Alanis Morissette stars in the new movie, Radio Free Albemuth, along with Shea Whigham. The sci-fi movie is about an alien who sends trasmissions to Earth to the mind of an earthling in order to start a revolution. Through pop songs.
Sci-Fi novelist Philip K. Dick is one of the greats and his book of the same title was published posthumously in 1985 to a wide fan base and great reviews. However, it's general knowledge that turning a book with such a weird premise into a good movie would probably be fairly difficult. That kind of a storyline needs more than an angst-ridden pop star from the 90's like Alanis Morissette.
That's why, when Steven Spielberg (Minority Report) and Paul Verhoeven (Total Recall, 1990) made movies from Philip K. Dick books, they had to take fairly excessive liberties with the material they had to work with.
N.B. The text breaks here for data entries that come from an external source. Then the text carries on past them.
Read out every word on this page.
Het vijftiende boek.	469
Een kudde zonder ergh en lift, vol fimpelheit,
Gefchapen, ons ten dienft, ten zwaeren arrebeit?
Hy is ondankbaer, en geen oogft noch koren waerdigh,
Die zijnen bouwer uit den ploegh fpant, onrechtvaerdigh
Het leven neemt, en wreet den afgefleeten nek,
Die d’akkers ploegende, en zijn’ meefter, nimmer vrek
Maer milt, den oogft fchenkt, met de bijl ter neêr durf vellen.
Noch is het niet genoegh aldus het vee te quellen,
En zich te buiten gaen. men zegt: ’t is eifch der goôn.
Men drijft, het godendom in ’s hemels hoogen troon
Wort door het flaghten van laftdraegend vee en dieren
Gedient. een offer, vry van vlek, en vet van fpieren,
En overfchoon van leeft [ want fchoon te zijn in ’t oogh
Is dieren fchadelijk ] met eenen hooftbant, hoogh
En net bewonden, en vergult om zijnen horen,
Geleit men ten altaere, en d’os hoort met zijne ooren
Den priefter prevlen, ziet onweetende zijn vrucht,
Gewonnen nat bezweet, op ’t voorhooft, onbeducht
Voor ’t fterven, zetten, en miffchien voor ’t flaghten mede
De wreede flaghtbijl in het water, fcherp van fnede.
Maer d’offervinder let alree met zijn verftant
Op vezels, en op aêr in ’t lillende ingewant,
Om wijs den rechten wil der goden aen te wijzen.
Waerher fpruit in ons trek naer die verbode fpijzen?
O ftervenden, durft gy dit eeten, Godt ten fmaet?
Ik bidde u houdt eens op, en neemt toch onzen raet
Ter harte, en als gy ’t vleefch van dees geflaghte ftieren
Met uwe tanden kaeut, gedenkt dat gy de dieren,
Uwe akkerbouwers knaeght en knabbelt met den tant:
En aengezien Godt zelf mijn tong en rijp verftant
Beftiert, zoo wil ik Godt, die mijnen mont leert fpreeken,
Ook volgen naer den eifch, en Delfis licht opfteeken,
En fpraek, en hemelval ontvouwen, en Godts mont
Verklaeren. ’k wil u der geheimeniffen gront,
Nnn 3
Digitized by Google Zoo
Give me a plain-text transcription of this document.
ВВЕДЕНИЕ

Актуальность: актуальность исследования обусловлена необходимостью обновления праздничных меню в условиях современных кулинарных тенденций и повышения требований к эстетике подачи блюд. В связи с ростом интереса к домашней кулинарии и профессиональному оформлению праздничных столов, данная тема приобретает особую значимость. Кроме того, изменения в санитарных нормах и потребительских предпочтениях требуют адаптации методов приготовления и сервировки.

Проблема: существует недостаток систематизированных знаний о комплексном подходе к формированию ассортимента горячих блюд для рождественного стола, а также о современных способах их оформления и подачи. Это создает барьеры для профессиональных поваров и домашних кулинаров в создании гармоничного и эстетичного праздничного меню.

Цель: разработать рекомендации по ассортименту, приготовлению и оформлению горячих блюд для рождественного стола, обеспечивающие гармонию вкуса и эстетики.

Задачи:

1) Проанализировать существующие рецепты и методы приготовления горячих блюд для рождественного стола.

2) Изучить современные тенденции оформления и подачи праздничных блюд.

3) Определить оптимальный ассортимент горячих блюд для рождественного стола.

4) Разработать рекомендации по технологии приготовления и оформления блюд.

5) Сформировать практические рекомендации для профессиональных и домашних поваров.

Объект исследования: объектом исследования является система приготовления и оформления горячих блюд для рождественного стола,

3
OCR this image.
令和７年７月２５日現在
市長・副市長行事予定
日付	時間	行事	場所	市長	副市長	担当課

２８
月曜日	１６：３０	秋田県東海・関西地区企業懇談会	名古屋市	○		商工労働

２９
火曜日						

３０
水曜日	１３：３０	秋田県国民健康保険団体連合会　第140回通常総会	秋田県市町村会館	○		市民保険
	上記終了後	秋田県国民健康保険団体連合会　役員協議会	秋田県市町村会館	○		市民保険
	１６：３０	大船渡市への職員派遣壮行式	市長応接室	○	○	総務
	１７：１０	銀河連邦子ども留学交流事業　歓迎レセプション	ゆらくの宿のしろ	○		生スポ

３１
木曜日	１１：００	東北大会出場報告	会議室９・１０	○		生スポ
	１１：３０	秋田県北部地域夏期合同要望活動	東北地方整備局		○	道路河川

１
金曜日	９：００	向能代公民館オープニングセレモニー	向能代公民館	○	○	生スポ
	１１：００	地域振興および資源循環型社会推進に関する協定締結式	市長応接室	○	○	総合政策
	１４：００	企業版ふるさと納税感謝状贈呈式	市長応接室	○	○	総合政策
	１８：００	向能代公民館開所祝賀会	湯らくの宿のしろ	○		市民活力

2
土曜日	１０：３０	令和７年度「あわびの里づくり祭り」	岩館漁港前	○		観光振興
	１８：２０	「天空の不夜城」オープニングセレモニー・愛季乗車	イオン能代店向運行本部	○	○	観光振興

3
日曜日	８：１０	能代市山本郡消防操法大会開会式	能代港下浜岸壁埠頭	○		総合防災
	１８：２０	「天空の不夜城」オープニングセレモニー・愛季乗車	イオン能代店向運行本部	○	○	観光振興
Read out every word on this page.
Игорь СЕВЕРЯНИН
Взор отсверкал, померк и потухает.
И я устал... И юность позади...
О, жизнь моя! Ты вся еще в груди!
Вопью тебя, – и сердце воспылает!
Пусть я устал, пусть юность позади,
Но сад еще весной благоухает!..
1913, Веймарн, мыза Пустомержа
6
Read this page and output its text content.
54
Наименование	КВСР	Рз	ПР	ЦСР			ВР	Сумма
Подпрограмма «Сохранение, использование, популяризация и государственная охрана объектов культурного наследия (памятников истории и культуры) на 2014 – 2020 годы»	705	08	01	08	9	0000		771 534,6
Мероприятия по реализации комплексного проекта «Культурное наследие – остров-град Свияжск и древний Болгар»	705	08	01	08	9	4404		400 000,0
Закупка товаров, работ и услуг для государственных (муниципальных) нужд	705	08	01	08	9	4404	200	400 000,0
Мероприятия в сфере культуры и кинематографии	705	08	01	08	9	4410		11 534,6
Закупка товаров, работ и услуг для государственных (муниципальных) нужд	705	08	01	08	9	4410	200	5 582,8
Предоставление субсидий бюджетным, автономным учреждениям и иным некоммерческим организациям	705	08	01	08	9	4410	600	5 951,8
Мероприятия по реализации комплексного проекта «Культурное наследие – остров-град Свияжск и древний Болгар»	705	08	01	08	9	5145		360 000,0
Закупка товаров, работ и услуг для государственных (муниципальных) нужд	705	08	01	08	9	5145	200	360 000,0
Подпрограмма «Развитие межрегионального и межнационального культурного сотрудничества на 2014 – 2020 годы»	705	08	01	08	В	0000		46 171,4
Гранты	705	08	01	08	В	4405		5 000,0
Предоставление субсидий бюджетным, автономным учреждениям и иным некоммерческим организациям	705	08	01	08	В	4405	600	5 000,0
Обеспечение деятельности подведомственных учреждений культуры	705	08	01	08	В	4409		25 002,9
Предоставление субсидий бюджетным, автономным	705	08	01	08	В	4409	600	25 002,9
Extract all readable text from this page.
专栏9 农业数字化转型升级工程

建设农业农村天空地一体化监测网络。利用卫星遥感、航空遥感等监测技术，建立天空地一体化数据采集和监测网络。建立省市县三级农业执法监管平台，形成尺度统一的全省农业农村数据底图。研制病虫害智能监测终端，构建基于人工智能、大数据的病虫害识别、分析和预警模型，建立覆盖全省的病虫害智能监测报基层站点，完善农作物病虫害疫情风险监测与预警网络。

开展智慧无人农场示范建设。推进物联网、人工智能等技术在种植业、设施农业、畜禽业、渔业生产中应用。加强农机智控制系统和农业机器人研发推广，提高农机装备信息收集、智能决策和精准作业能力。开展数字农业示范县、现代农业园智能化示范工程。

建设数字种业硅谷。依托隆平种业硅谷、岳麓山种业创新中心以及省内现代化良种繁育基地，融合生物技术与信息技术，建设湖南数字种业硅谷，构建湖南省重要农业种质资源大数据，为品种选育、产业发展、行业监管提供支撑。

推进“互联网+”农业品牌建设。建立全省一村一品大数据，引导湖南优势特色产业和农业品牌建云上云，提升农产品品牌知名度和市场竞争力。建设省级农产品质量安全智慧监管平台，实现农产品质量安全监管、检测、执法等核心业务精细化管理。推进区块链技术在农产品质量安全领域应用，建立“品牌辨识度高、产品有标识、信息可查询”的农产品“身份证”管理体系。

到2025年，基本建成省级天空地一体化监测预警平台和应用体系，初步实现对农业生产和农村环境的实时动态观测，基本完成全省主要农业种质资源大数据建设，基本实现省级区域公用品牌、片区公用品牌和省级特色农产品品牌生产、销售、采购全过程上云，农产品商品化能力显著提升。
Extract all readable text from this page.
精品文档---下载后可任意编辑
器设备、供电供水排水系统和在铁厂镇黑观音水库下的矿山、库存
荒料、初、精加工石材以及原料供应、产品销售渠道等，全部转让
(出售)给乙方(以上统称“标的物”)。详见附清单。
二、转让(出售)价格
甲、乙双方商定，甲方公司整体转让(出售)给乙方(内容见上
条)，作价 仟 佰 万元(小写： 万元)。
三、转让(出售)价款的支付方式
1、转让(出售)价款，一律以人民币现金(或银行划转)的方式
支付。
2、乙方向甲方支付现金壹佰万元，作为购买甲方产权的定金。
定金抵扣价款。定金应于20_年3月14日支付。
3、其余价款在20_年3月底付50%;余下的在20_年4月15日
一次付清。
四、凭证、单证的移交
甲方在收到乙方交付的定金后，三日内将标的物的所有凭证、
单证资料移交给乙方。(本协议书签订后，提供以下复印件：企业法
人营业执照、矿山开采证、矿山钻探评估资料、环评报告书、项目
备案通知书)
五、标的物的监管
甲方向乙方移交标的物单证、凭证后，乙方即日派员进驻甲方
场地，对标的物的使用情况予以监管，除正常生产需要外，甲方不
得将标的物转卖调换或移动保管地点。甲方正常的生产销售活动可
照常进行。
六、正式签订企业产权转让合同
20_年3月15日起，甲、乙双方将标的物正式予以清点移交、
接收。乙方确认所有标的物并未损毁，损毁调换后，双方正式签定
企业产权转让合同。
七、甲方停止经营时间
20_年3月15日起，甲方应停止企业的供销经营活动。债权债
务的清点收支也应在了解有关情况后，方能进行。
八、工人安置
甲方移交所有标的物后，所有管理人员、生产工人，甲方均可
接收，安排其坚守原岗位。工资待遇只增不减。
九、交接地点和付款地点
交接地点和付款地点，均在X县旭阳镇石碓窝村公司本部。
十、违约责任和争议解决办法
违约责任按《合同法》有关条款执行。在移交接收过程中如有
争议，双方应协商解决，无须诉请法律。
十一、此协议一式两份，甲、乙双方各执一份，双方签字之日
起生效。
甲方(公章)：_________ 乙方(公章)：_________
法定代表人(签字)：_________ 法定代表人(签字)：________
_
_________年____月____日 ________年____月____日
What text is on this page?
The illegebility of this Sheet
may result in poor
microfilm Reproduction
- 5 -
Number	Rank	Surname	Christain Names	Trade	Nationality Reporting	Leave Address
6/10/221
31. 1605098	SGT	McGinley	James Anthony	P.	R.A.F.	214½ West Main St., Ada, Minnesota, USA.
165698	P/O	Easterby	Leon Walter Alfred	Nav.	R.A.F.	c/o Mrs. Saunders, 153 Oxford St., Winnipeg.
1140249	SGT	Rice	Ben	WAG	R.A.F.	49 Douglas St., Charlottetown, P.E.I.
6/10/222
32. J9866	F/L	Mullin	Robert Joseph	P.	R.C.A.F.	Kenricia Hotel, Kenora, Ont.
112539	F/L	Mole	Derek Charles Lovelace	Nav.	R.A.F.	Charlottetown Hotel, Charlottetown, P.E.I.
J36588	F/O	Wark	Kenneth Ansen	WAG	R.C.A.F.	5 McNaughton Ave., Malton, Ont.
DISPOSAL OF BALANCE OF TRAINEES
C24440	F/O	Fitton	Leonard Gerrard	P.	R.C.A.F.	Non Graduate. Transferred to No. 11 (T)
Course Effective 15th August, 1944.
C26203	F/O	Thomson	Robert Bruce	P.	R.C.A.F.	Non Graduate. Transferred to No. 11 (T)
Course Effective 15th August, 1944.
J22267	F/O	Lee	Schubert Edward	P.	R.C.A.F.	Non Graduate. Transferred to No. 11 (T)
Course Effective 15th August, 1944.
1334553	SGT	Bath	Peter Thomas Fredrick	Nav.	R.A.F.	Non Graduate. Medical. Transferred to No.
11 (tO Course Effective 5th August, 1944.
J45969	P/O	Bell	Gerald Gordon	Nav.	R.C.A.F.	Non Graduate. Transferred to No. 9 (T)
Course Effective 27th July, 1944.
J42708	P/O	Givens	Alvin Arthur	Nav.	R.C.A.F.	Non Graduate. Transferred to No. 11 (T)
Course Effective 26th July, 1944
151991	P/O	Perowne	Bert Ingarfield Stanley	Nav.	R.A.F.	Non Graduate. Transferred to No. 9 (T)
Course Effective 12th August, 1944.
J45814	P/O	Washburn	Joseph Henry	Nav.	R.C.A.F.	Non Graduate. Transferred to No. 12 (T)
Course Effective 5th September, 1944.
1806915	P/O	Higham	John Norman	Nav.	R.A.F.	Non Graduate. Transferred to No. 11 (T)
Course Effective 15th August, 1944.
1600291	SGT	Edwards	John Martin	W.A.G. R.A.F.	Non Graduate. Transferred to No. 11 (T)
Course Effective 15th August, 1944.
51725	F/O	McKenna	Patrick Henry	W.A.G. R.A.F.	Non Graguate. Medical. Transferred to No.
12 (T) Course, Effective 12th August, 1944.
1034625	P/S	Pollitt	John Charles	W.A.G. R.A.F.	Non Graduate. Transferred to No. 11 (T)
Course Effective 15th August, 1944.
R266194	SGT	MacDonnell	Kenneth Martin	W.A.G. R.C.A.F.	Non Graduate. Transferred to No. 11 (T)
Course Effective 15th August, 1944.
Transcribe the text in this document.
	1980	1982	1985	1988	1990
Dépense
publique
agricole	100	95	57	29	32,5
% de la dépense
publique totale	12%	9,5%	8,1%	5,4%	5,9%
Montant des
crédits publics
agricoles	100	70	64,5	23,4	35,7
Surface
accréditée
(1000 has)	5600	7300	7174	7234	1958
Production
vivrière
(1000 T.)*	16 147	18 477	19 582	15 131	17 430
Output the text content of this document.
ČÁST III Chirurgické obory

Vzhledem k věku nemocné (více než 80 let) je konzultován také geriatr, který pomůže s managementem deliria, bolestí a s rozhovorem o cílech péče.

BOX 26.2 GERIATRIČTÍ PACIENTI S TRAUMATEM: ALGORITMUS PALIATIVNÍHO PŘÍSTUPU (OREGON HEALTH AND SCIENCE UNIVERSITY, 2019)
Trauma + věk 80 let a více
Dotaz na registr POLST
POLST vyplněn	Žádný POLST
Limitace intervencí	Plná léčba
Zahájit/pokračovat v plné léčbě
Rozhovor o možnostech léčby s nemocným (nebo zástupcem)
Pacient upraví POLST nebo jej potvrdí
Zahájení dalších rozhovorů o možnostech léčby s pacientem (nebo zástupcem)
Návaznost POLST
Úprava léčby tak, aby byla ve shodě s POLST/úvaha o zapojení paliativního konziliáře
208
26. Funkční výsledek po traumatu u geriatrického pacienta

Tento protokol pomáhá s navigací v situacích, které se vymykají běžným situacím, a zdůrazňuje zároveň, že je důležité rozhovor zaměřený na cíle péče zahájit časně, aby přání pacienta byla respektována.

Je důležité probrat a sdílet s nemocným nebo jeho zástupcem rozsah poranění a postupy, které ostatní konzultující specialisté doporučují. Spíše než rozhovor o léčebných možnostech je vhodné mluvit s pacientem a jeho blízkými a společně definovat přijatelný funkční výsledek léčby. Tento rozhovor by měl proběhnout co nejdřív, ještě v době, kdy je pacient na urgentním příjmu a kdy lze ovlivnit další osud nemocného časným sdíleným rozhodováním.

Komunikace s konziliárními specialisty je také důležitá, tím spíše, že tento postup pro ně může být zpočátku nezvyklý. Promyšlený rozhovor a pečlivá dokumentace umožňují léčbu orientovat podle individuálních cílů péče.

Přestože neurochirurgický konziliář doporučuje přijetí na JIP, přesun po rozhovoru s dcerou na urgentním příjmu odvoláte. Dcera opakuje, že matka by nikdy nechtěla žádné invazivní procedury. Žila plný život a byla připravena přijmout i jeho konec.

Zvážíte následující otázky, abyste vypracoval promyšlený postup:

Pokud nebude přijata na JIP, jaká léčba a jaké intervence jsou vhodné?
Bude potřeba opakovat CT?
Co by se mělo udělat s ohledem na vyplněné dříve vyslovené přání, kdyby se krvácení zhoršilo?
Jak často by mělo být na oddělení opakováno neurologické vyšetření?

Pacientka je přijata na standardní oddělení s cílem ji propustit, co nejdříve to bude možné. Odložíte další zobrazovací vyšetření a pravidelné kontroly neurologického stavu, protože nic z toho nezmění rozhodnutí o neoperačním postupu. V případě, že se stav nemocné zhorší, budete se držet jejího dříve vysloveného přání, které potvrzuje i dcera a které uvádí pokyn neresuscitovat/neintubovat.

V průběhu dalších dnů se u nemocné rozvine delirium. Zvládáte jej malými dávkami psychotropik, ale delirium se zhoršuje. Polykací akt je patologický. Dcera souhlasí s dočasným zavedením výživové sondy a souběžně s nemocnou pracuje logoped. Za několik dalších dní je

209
The story goes that a record store clerk, played by Jonathan Scarfe, receives weird visions that tell him to move to Las Angeles and get a job in the music industry. There he meets Sylvia, played by Alanis Morissette, who has been appearing in his visions.
The pair then proceeds to write a pop song that will lead to the overthrowing of the U.S. government.
Hmmm. Even with Alanis Morissette that sounds like a doomed flop. Unfortunately for new director John Alan Simon, who really wanted to take “a purist approach” to a story many believe to be Dick’s most autobiographical work, this proved to be closer to the truth than he probably hoped.
The critics weren't thrilled.
Sara Stewart of the New York Post said, "Despite the dramatic dystopia, performances here are uniformly low-affect, which isn’t helpful given the exposition-heavy dialogue and unremarkable set (though Nick’s extraterrestrial visions have a pleasantly kitschy look). Also puzzling is the fact that the pivotal song is not actually performed by Morissette."
She added, "It’s pretty underwhelming, though interesting for its premise — a semi-autobiographical account of Dick’s own trippy experiences in the ’70s."
Jeanette Catsoulis of the New York Times said, "The result is a quaint labor of love blinkered by fidelity to an outdated text. Stiff staging and not-so-special effects accompany Jonathan Scarfe and Alanis Morissette as they endure a despotic alternate reality and get communications from an alien intelligence. The excellent Shea Whigham, as a science-fiction writer, is our guide and narrator, but even his gravitas won’t keep you from laughing at an extraterrestrial who thinks that hiding subliminal messages in pop songs is the way to start a revolution."
Perhaps the next director to take on a Philip K. Dick novel shouldn't take such a "purist" stance.